Os próprios maçons criaram, adornaram e foram cativados pela crença de que um saber especial fora transmitido a eles através dos séculos. Uma lenda romântica dizia até que Adão fora o primeiro maçom, e que o avental maçônico, traço marcante do costume tradicional da seita, representava a folha de parreira. Outros precursores propostos por diligentes “pesquisadores” maçônicos eram apenas ligeiramente menos fantasiosos, e remontavam a linhagem da ordem aos construtores das pirâmides do Egito, passavam deles para antigos cultos gregos tais como os pitagóricos e eleusínios e finalmente atravessavam um desfile de cultos esotéricos medievais: gnósticos, cátaros, templários e rosa-cruzes.

               Quando os maçons exploravam esses laços, reais ou imaginários, com grupos ocultos do passado distante, isso fazia parte de uma busca mais ampla da verdade. O final do século XVII e o século XVIII assistiram ao florescimento do Iluminismo, a radiosa época em que o dogma religioso inquestionável foi eclipsado pela crença na razão e na perfectibilidade humanas. Os triunfos dessa crença eram­ incontáveis: as descobertas científicas de Issac Newton e, depois, de Benjamin Franklin, do químico Antoine Lavoisier e do astrônomo William Herschel; a filosofia de John Locke e de Immanuel Kant; a inspirada irreverência de Voltaire; a sublime música de Mozart. (Franklin, Voltaire e Mozart eram maçons.
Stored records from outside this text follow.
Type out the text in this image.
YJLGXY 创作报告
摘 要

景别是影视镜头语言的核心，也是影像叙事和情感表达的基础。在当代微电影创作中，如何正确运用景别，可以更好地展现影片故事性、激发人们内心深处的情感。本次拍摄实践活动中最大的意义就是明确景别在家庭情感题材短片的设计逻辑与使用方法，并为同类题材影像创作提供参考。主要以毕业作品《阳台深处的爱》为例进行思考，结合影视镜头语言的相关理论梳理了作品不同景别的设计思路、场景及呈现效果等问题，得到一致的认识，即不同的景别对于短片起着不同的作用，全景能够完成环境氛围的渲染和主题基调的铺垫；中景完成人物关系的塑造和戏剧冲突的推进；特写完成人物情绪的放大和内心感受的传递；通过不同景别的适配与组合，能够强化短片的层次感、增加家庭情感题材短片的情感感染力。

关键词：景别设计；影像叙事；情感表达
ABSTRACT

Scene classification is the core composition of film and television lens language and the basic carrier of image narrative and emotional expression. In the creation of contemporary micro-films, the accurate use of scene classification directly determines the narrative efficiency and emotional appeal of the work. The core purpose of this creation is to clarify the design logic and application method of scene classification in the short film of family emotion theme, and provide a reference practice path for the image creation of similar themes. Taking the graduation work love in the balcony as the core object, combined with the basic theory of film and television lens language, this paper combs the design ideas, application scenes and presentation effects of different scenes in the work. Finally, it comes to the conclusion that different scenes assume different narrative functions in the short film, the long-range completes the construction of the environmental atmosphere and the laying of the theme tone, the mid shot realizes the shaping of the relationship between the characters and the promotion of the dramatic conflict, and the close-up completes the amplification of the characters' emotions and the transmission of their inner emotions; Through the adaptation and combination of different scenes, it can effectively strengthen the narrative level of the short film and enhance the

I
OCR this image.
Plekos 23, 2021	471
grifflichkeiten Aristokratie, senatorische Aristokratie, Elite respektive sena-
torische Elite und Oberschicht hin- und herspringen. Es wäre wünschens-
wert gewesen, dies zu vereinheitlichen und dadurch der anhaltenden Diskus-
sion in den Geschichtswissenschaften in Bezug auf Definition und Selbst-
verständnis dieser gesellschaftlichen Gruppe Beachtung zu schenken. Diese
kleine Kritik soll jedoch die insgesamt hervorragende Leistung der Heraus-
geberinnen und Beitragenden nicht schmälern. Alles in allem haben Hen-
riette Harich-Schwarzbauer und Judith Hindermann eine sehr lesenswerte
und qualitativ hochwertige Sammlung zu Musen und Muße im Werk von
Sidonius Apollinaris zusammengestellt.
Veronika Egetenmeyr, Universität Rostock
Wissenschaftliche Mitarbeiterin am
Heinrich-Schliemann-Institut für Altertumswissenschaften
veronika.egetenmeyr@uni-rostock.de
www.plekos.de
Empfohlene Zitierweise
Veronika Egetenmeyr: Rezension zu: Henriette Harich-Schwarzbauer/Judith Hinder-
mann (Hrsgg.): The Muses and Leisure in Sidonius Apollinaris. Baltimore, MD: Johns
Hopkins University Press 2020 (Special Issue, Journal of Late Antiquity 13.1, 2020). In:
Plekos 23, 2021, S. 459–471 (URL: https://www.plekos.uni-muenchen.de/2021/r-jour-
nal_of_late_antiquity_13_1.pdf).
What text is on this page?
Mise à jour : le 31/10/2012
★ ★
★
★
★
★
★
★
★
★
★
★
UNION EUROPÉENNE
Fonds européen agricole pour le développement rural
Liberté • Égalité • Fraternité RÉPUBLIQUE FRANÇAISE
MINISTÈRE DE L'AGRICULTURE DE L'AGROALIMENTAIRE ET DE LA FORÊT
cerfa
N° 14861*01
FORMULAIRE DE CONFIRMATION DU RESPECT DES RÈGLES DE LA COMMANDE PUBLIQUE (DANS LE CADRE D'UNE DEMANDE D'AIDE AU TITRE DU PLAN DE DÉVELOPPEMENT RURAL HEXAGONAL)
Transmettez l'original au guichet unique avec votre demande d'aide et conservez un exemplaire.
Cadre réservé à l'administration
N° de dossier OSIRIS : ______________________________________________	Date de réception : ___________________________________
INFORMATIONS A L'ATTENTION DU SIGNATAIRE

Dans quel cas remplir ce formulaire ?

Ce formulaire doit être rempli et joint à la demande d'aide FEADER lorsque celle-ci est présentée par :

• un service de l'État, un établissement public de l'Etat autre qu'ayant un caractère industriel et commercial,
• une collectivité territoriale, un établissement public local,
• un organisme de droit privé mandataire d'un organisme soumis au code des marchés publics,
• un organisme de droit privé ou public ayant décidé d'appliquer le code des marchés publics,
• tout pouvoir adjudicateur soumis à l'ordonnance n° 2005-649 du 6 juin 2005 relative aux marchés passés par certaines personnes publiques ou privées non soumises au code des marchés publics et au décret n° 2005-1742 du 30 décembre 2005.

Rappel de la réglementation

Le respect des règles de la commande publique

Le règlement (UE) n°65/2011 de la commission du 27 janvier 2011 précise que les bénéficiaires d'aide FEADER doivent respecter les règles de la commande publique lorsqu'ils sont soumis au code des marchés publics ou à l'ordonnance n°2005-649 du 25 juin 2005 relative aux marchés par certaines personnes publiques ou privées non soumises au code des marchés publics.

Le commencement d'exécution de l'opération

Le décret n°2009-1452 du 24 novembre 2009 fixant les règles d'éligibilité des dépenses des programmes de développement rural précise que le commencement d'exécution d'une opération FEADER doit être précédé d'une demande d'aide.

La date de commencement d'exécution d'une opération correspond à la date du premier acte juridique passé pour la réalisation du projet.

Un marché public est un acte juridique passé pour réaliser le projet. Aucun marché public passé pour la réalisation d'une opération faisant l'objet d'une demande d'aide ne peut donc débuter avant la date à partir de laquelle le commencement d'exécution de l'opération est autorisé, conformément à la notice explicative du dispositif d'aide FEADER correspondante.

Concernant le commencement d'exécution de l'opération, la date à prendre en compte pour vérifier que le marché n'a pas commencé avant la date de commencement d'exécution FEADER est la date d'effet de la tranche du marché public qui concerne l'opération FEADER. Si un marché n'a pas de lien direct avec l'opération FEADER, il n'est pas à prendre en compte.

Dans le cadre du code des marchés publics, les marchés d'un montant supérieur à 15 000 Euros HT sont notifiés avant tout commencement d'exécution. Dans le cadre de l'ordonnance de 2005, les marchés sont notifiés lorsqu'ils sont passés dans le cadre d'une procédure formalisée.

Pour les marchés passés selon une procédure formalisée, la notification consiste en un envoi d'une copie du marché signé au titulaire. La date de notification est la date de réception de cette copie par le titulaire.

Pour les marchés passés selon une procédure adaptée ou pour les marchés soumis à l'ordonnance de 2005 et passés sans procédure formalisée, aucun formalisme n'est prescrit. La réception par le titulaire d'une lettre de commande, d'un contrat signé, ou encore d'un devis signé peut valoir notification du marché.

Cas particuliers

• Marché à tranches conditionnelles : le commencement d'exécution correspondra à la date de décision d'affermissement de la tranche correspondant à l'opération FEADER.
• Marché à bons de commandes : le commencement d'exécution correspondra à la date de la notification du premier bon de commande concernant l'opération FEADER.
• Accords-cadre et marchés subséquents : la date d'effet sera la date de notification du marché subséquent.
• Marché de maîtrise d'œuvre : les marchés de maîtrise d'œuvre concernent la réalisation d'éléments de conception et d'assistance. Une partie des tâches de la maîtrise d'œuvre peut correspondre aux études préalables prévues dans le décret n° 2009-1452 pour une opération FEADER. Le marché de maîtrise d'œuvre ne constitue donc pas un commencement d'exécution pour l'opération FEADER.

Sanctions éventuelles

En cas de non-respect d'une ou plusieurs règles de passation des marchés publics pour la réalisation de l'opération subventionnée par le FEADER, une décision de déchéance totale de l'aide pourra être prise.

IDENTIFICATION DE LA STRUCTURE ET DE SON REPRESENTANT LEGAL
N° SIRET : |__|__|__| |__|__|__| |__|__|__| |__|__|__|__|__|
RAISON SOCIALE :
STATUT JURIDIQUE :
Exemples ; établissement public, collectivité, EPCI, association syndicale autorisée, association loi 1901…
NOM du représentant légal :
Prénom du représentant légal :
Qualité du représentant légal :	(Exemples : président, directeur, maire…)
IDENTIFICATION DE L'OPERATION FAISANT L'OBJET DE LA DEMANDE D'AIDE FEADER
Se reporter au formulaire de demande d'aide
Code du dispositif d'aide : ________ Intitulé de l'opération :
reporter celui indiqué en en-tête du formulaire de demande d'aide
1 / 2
A última ópera de Mozart, A Flauta Mágica, é uma alegoria da iluminação espiritual que os iniciados encontram na maçonaria.) Lojas maçônicas progressistas e livre-pensadores tiveram um papel importante na disseminação das novas ideias pela Europa e pelas Américas.

               Naqueles tempos instáveis, quando novos conhecimentos pareciam, às vezes, apenas fazer realçar quanto ainda se ignorava, havia os que procuravam respostas fora das disciplinas racionais comuns. Como sempre, o misticismo tinha seus adeptos. O filósofo David Hume, em seu livro A História Natural da Religião, de 1757, explicava o apelo do oculto em uma sociedade que, em alguns aspectos, perdera alegremente seus antiquíssimos rumos.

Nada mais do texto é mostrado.